My next paper book is a biography of Eddie Carroll, the most well-known actor that no one’s ever heard of. He was the voice of Disney’s Jiminy Cricket for 37 years. Wonderful guy with wonderful stories, and his widow Carolyn and I have co-written his bio. That one’s coming out early next year and is in the editing stage now.

One of these days, Sam Clemens, Detective. And Tom and I had a steampunk novel underway, The Empress of Time, that I think has real potential. A publisher has expressed interest in my writing another show-business biography. And—well, that’s probably enough to be getting on with!

Q: You've worn a lot of hats, Brad, and worn them very well: Professor (full title—where), son, husband, father, author of horror/sci-fi/fantasy/nonfiction/mystery...Which hats remain for you to wear—and which do you most yearn to wear?

Professor of English at the University of North Georgia (formerly Gainesville State College)

I’d like to be a grandpa one of these days! And I’ve always wanted to be…a lumberjack!

No, actually I love the sea and ships and boats, and though I don’t want the aggravation and expense of actually owning one, I’d really like to learn how to sail a sailboat one of these days.


Q: Do you close the bathroom door when you're home alone?
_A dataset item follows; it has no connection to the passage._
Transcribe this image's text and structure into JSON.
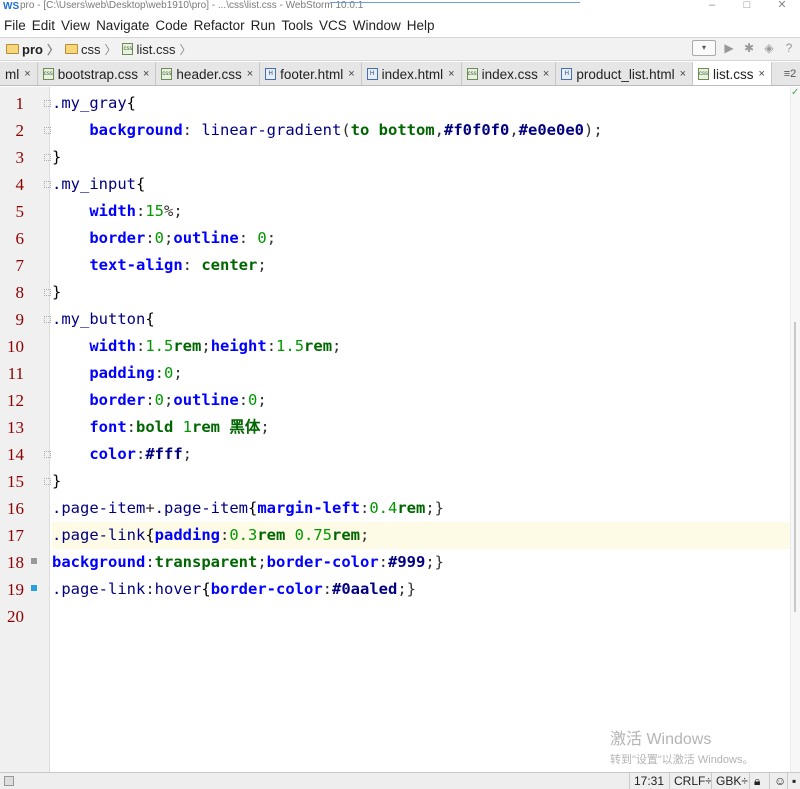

I do, because I hate peeing on my dog’s head. And it’s hard to avoid because he wants to look in there and see what’s happening.


Q: What's one thing about you that drives people nuts?
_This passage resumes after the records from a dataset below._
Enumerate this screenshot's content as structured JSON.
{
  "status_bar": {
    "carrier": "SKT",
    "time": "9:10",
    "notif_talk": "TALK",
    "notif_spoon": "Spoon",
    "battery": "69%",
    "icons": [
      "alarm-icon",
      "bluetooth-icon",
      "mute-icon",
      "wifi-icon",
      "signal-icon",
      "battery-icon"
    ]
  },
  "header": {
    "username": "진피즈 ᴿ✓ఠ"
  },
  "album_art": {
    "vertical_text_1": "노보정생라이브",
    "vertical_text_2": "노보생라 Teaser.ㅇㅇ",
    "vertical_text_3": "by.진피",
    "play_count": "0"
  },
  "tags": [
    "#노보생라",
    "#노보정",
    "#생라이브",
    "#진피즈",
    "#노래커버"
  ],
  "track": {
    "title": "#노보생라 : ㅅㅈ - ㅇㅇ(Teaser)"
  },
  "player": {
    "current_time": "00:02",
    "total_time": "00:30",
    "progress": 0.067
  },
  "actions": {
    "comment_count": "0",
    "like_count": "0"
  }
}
Barbara says I lie a lot—not maliciously, but I’ll start telling a story and if she doesn’t seem to be paying attention, I’ll keep embroidering it until it breaks down of its own weight. My kids say I shouldn’t sing in the car because my voice can cause sterility.
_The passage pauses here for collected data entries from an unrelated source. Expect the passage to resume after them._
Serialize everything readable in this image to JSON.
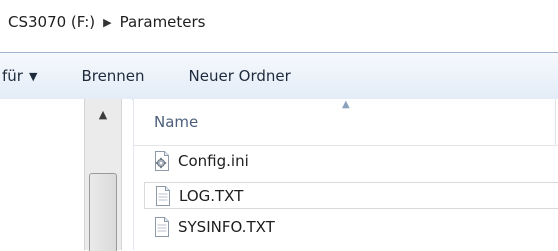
{
  "breadcrumb": {
    "drive": "CS3070 (F:)",
    "separator": "▶",
    "folder": "Parameters"
  },
  "toolbar": {
    "share_label": "für",
    "share_caret": "▼",
    "burn_label": "Brennen",
    "new_folder_label": "Neuer Ordner"
  },
  "file_list": {
    "column_name": "Name",
    "sort_indicator": "▲",
    "files": [
      {
        "name": "Config.ini",
        "icon": "config-settings-icon"
      },
      {
        "name": "LOG.TXT",
        "icon": "text-document-icon"
      },
      {
        "name": "SYSINFO.TXT",
        "icon": "text-document-icon"
      }
    ]
  },
  "scrollbar": {
    "up_arrow": "▲"
  }
}
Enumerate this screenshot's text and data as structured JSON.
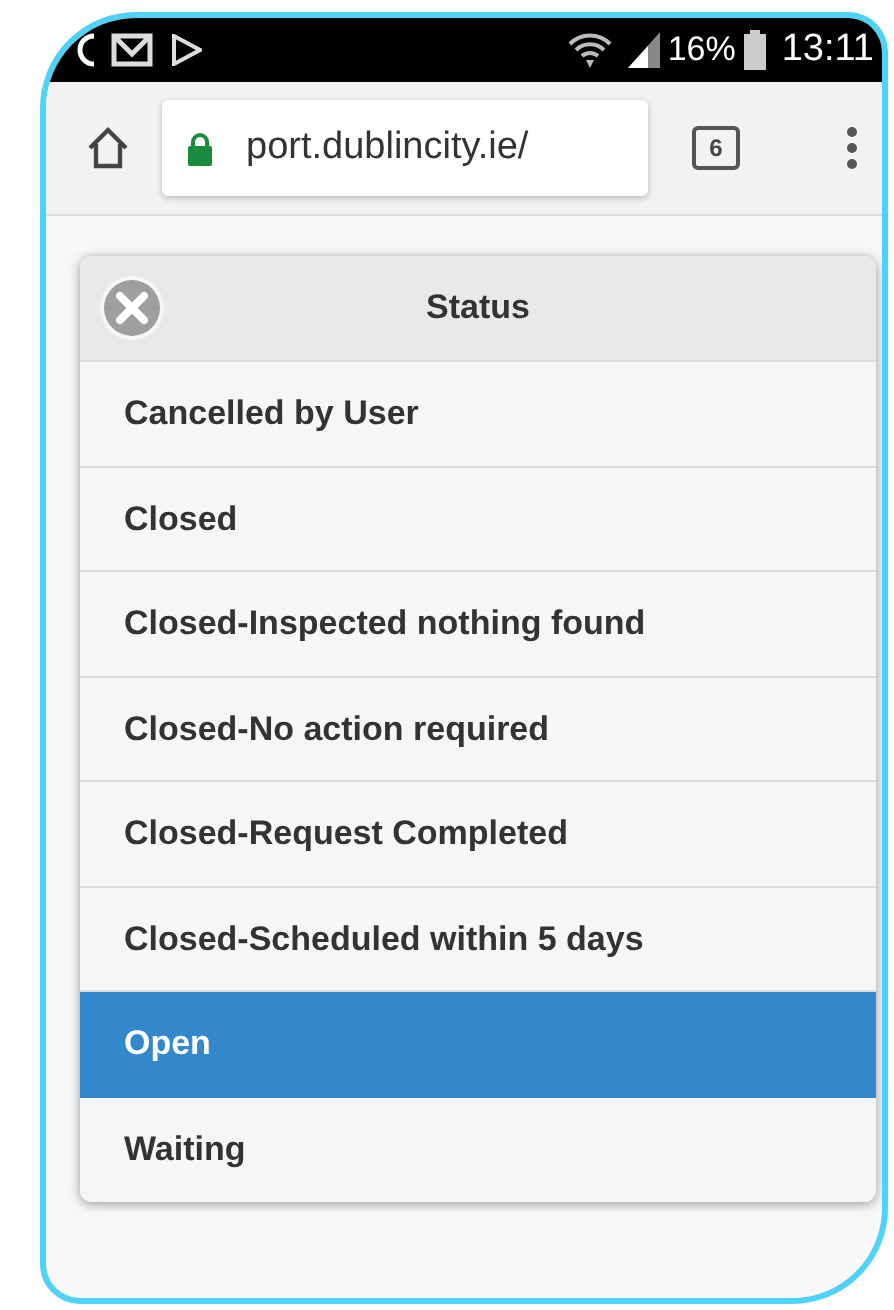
{
  "status_bar": {
    "battery": "16%",
    "time": "13:11"
  },
  "browser": {
    "url": "port.dublincity.ie/",
    "tab_count": "6"
  },
  "dialog": {
    "title": "Status",
    "items": [
      {
        "label": "Cancelled by User",
        "selected": false
      },
      {
        "label": "Closed",
        "selected": false
      },
      {
        "label": "Closed-Inspected nothing found",
        "selected": false
      },
      {
        "label": "Closed-No action required",
        "selected": false
      },
      {
        "label": "Closed-Request Completed",
        "selected": false
      },
      {
        "label": "Closed-Scheduled within 5 days",
        "selected": false
      },
      {
        "label": "Open",
        "selected": true
      },
      {
        "label": "Waiting",
        "selected": false
      }
    ]
  }
}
Q: Do you have any strength as a writer that some consider weakness? When Ovid's friends listed three lines of his work that they felt were too 'clever' to keep, those were the same three lines he swore he'd die before he changed. And Byron's friends begged him to abandon his work on Don Juan.

Some readers think I over-analyze now and again and explain things in too much detail—but I’ve learned that unless I do put some effort into it people tend to misread the story and get the wrong idea! So I suppose it’s a case of trying to balance clarity and leaving room for the readers’ imaginations.

Q: Has your adult fiction benefited from your efforts in YA?

Just the practice of storytelling helps, of course. In YA I’ve fortunately had a great deal of freedom. When I did the Wishbone adaptation of Treasure Island, I told the editor, Kevin Ryan, that every young-reader adaptation I’d ever seen soft-pedaled the story by omitting the onstage deaths of both good and bad guys, and I told him that in my version them what died in the original would similar die in the Wishbone version, by the Powers! And he let me do that. After all, pirates are not nice people. The line editor said that young readers wouldn’t understand Trelawney’s line, “Hawkins, I put prodigious faith in you!” but he let me keep “prodigious” in. I think kids get it—from context if from nothing else—and so both in style and substance I treasured the freedom I have had in writing for a younger audience. Traditional YA mysteries don’t kill anyone—but in my YA murder mysteries, murders are real, and kids help to solve them.


Q: Are you the guy who sits at the end of the bar secretively taking notes...or the wild party animal who jumps right into the action and hopes to remember it later?

More the quiet guy. At parties I talk with friends and strangers and don’t drink much. One thing I have to do with the Jim Dallas tales is to get connoisseurs to tell me what beers, wines, and liquors he would buy. Dallas didn’t start out as a man devoted to high living, but one way he copes is to make his existence as pleasant as possible, so he tends to seek out good beverages and good food. He’s not saving up for the future, so his simple life is spiced by a bit of indulgence (which he pays for with a rigorous exercise routine).

Me, a beer is usually all I want, just one. Not fussy about it. I actually have more fun watching, listening, and mentally filing things away than by trying to be a party animal. You get the seeds of stories by people watching. The fun is seeing what they grow into.